Abstracts for Session 30
Staying with the trouble of cruise communities in a post-covid world
Title: Resilience to cruise tourism: insights from Northern Norway and Svalbard
Authors: Karina Eline Knutzen, Hin Hoarau Heemstra, and Karin Andrea Wigger
Affiliation: Nord University
Given rapid economic, environmental, and social changes in the Arctic, resilience is regarded as a key aspect for the long-term viability of communities. Resilience is understood as the capacity to absorb disturbance and re-organize while undergoing change (Walkeret al.,2004). We focus on cruise tourism as driver of change, which has the capacity to influence resilience of Arctic cruise communities. For example, cruise tourism can provide opportunities for novel income sources and infrastructure development building resilience of Arctic cruise communities (Lassere and TÊtu, 2015). Crowding and environmental degradation may challenge the resilience of these communities (James et al., 2020).To get a more nuanced understanding of how cruise tourism influences resilience of Arctic coastal communities, we are currently reviewing 106 newspaper articles on cruise tourism in Northern Norway and Svalbard. We apply a stepwise coding approach to systematically analyze the newspaper articles. In the first step, we identify cruise practices discussed in the newspapers and the impact these practices have on the cruise communities. In the second step, we discuss inspired by the literature on resilience and tourism practices, themes related to cruise practices and the influence on resilience. Our tentative analysis suggests that cruise tourism practices, such as mass excursionist visits and offerings from the tour operators lead to changes at the micro level (e.g., local businesses and residents), meso level (e.g., local tourism network and industry collaboration), and macro level (e.g., governance of common goods and tourism taxes), which in turn influence the resilience of Arctic cruise communities.

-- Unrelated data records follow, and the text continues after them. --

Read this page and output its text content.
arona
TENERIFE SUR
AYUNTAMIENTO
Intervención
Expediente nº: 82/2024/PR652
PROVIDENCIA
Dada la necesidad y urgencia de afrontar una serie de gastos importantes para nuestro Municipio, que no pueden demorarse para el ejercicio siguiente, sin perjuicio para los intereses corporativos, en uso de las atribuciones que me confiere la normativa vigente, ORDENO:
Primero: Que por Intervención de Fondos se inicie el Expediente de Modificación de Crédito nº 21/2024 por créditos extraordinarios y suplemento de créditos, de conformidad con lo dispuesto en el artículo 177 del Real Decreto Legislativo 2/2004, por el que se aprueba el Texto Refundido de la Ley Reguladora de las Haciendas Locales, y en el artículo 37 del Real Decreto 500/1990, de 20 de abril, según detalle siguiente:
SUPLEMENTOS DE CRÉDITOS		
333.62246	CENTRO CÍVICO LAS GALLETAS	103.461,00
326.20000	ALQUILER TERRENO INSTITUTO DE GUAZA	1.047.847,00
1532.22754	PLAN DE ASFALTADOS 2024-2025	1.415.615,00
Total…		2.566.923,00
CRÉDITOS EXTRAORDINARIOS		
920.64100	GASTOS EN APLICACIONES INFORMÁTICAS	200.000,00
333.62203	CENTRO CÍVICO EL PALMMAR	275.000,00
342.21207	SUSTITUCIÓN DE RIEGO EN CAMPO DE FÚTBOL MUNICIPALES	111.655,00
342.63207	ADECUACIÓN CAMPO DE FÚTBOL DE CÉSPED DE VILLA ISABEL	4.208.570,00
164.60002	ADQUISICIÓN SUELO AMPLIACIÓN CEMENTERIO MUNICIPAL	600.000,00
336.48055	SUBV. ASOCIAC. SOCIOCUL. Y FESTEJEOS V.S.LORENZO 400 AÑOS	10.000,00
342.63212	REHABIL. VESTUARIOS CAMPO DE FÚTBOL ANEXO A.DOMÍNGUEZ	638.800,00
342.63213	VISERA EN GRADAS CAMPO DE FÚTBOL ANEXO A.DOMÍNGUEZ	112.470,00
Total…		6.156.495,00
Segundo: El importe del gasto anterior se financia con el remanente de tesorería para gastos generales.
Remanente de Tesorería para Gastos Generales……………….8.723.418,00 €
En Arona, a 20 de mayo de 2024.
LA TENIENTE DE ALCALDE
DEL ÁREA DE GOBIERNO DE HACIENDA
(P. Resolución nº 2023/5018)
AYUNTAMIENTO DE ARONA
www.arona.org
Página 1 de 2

Keywords: Cruise tourism, Resilience, Tourism practices, Arctic communities
Title: Community perceptions of biocultural changes during the COVID disruption in Ketchikan, Alaska
Authors: Christina T. Cavaliere, Julia R. Branstrator, and Rebecca (Becky) Niemiec
Affiliation: Colorado State University
The authors have designed and conducted an empirical study focused upon perceptions of residents of Ketchikan, Alaska, regarding perceived changes in biocultural diversity since the reprieve from business-as-usual due to the COVID-19 pandemic. The authors present early findings from this qualitative study conducted in the southeastern fjords of this Alaskan coastal community. Ketchikan is a unique location shaped through industrial epochs requiring adaptations to complex detrimental impacts such as from the cruise industry and the ongoing COVID-19 pandemic. Ketchikan is a part of the Revilla Island/Cleveland Peninsula bioregion (RICP) with one of the highest levels of biodiversity and five of the most productive watersheds (The Nature Conservancy, 2018) in Alaska.
The stoppage of human mobility has urged examination of the critical vulnerabilities of fishing and tourism dependent livelihoods of Southeast Alaskan residents. These communities have also experienced various environmental, economic, climate change and sociocultural impacts from the rapid growth of the cruise tourism sector prior to the global pandemic. Travel limitations within transnational waters have spurred Southeast Alaskan port towns to seek economic recovery and resilient redevelopment strategies. These inextricable relationships create complex impacts within a social-ecological system.
This study implemented a milieu of social-ecological systems (SES) theory that framed the interview schedule, eliciting participant experiences regarding changes to biocultural interrelationships during the pandemic. Thus, SES and sense of place methods guided the research exploration of the complex and interconnected relationships within biocultural diversity impacted by cruise tourism and now the global pandemic.